What “murder and create” may mean we cannot tell, though it is plain what the phrase can do; the words have lost their connection with the active world, lost in fact everything but their potential for neurasthenic shock. “Time for you and time for me” is as hypnotic and as meaningless as a phrase on the cellos. The yellow smoke rubbing its back upon windowpanes is a half-realizable picture; the detail about the hands and the plate has the air of being a picture but in fact isn't, the thing that is dropped on the plate being “a question,” and the hands—blurred by the phrase “works and days” which is a fusion of Hesiod and Ecclesiastes (III, 1-8)—being not quite those of God and not quite those of a butler.
And time for all the works and days of hands
That lift and drop a question on your plate …
These gravely irrational words evoke a nervous system snubbed by the Absolute without committing themselves as to whether that Absolute is the moral rigor of an implacable Creator or the systematized social discomfort of a Boston tea-party.

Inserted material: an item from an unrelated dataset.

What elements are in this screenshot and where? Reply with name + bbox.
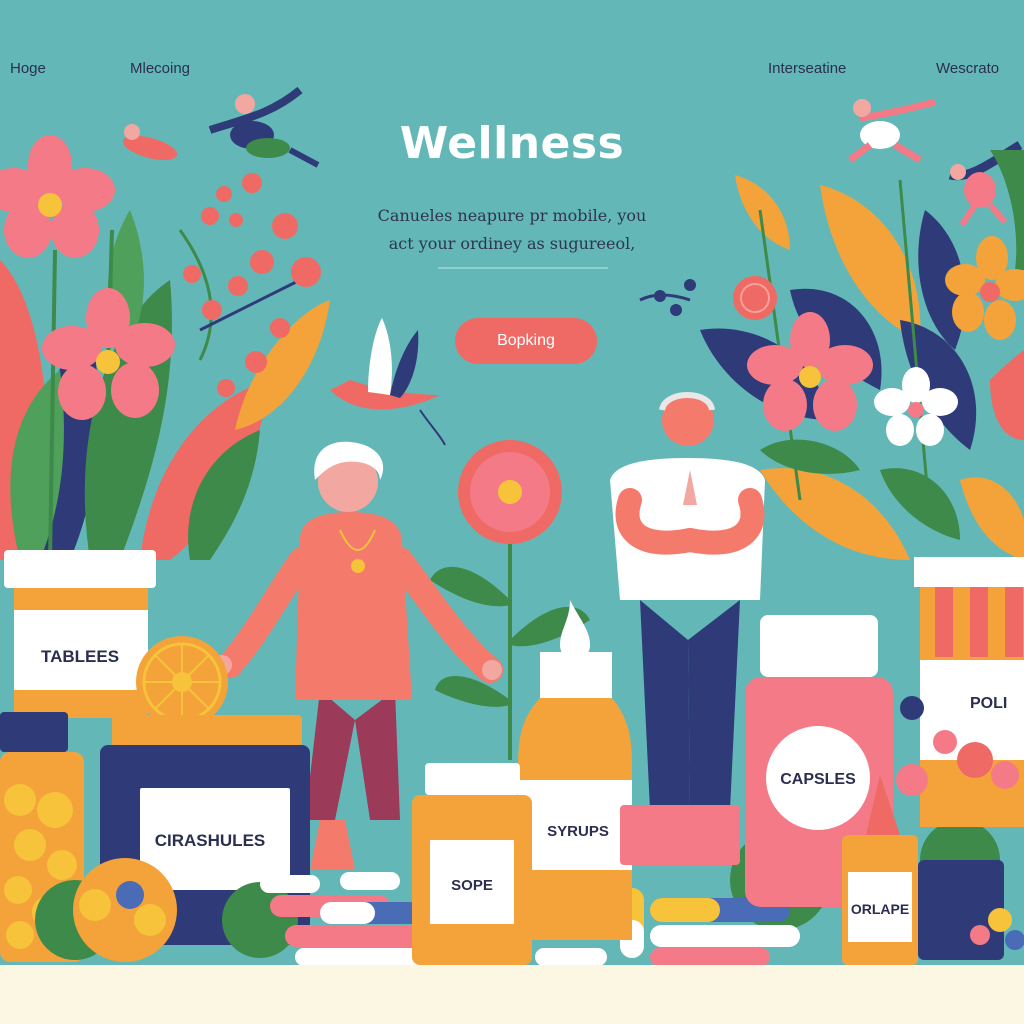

The first half of “Prufrock,” in fact, is devoted to a systematic confusion of temporal and eternal disciplines; this man's doom is an endless party-going—
For I have known them all already, known them all—
Have known the evenings, mornings, afternoons,
—which he is no more at liberty to modify than one of Dante's subjects can desert his circle of Hell. As he moves wearily through the fog toward yet another entrance-hall he can toy with images of rebellion—
And indeed there will be time
To wonder “Do I dare?” and “Do I dare?”
Time to turn back and descend the stair
With a bald spot in the middle of my hair
(They will say: “How his hair is growing thin!”)
But one doesn't—the switch from social to cosmic is typical—“disturb the universe.” In Hell you do what you are doing.